Author: Samuel P. Huntington – Co-winner, 1992 Grawemeyer Award for Ideas – Improving World Order. Foreword by Carl B. Albert, U.S. House Speaker (1971-77)
Publisher: University of Oklahoma Press – 366 pages
Book Review by: Sonu Chandiram
Thirty countries around the world transitioned from non-democratic to democratic political systems in the period from 1974 to 1990, beginning with the peaceful overthrow (a coup d’etat by young leaders of the Movimento das Farcas Armadas or MFA) of Portugal’s dictator Marcello Caetano at 25 minutes past midnight on April 25, 1974.
Including Portugal, the author writes that “democratic regimes replaced authoritarian ones in thirty countries in Asia, Africa, Europe and Latin America. In other countries, considerable liberalization occurred in authoritarian regimes. In still others, movements promoting democracy gained strength and legitimacy…the movement toward democracy seemed to take on the character of an almost irresistible global tide moving from one triumph to the next.”
Two other European countries that followed Portugal in the process of democratization were Greece and Spain. In Eastern Europe, they were followed by Bulgaria, Czechoslovakia, East Germany, Hungary, Poland, Romania and Turkey, although not necessarily in chronological order.
In Asia and the Far East the countries that became democratized were: India, Korea, Mongolia and Pakistan, and the Philippines.
In Latin America, the democratized countries were: Argentina, Bolivia, Brazil, Chile, Ecuador, El Salvador, Grenada, Guatemala, Honduras, Nicaragua, Peru, and Uruguay; in Africa the countries that became democratized were Nigeria and the Sudan.
This book examines the why, how and with what immediate consequences this wave of democratization occurred.
In looking for reasons behind this unusual phenomenon – which Sam P. Huntington terms as perhaps the most important global development of the late twentieth century – he attempts to analyze and explain why a particular group of regime transitions happened in such a short period of time.
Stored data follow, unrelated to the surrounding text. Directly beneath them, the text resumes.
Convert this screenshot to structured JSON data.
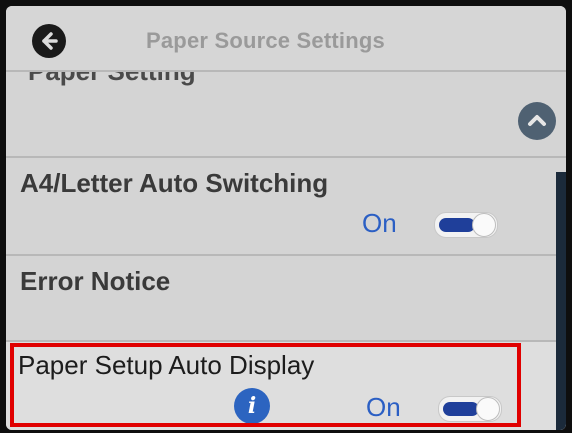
{
  "header": {
    "title": "Paper Source Settings",
    "back_icon": "back-arrow-icon"
  },
  "list": {
    "partial_item_label": "Paper Setting",
    "scroll_icon": "chevron-up-icon",
    "items": [
      {
        "label": "A4/Letter Auto Switching",
        "value": "On",
        "toggle_on": true
      },
      {
        "label": "Error Notice"
      },
      {
        "label": "Paper Setup Auto Display",
        "value": "On",
        "toggle_on": true,
        "info_icon": "info-icon"
      }
    ]
  },
  "colors": {
    "accent": "#2b5fc4",
    "toggle_fill": "#1f3f9a",
    "highlight": "#e00000"
  }
}
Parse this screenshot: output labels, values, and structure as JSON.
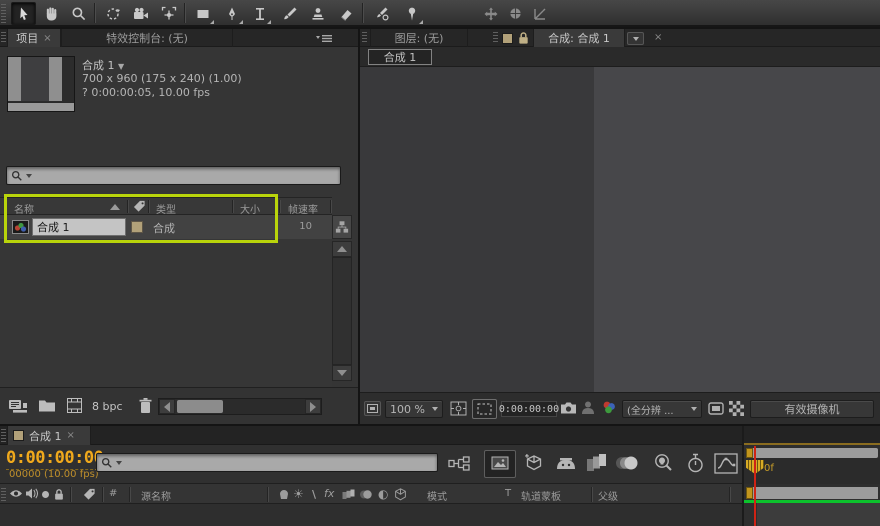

He writes that explanations are usually “complex, dense, messy and intellectually unsatisfying,” but he provides them anyway.
Huntington writes that in social science, studies can be based on history or on theory. He explains that “a good history describes chronologically and analyzes convincingly a sequence of events and shows why one event led to another,” and “a good theory is precise, austere, elegant, and highlights the relations among a few conceptual variables.” But this study of rapid democratization of a large number of countries in a relatively short period of time is neither a work of history nor a work of theory, he asserts. So it is neither nomothetic (explainable by a theory or some universal law) nor idiographic (explainable by a historical sequence of events, with one event causing the next event, and so on).
Why was this book written? Huntingon writes that he wrote it because “I believe democracy is good in itself and that, as I argue in chapter 1, it has positive consequences for individual freedom, domestic stability, international peace, and the United States of America.” The fact that 30 countries chose to become democratic is proof that it is a widely desirable and popular form of self-government.
This is a brilliant book by Samuel P. Huntington, comprehensive on the ‘how’, incisive on the ‘what’, insightful on the ‘why’, and reflective on the ‘how long’. It is also boldly instructive to all who want to democratize their regimes.
Some 25 pages of notations on what is written in the chapters as well as reference sources comprise the Notes section towards the end of this book, which the reader can look up for further explanation and study.
Sameul P. Huntington (1927-2008) was director of the John M. Olin Institute for Strategic Studies, Chair of the Harvard Academy for International and Area Studies in the Center for International Affairs. Including the present book which was published in 1993, he is the author or co-author of nine books.
He is the author of American Politics: The Promise of Disharmony (1983, Harvard University Press), American Military Strategy (1986, University of California), Dilemma of American Ideals and Institutions in Foreign Policy (1987, American Enterprise Institute Press), Who Are We: The Challenges to American National Identity (2005, Simon and Schuster), Political Order in Changing Societies (2006, Yale University Press) and The Clash of Civilizations and the Remaking of World Order (2011, Simon and Schuster).
He is co-author (with Clement Henry Moore) of Authoritarian Politics in Modern Society (1970, Basic Books), and co-author (with Joan M. Nelson) of No Easy Choice: Political Participation in Developing Countries (1976, Harvard University Press).